Coming On Like a Cocktail Cowboy

The arrival of Gerald Ford at a weekend party for journalists in Washington set off more than the usual hubbub. The President, with a bravely smiling Betty Ford at his side, was all tricked out like a cocktail cowboy in a snazzy Western-style shirt suit of blue-gray flannel decorated with white saddle stitching. For some guests, Jerry Ford's new garb, a gift from friends, brought to mind his past uncertain flights of fashion. Greeting Japan's Emperor Hirohito last year on a grand tour of Asia, for example, the President was dressed in a cutaway--with his striped pants hiked several inches above his shoes and his socks showing.

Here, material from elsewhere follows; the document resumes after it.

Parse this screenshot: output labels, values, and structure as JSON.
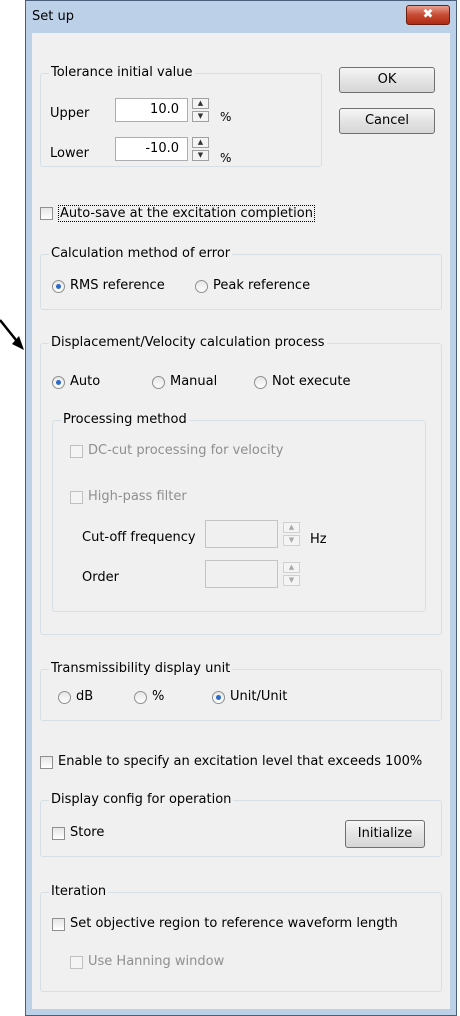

The President's sartorial image has troubled his second-generation White House tailor, Harvey Rosenthal (whose father suited up Dwight Eisenhower). He is working, diplomatically but determinedly, to give Ford "a more presidential look." Rosenthal thinks that Ford, with his trim 6-ft. 1-in. frame and 37-in. waist, is a tailor's dream. But, in Rosenthal's view, the President's Middle American mod choice in clothes has been a bit too flashy for the White House. So next week, when Rosenthal is ushered into the Oval Office with a portfolio of materials from which the President will choose his winter wardrobe, there will be none of the plaids, brightly striped shirts and rainbow-hued ties that Ford favors. Instead he will be urged to choose solid shades or conservative stripes in his suits and shirts, quietly striped or solid-color ties, and jackets with a conventional single vent. Rosenthal's success in the remaking of a President is far from assured. According to Betty Ford, her roommate never throws anything out. Recently, when White House Photographer David Kennerly kidded him for wearing a jacket with lapels wide enough to take wing, a defensive President responded, "What's wrong with this? I like it. I got it in 1955."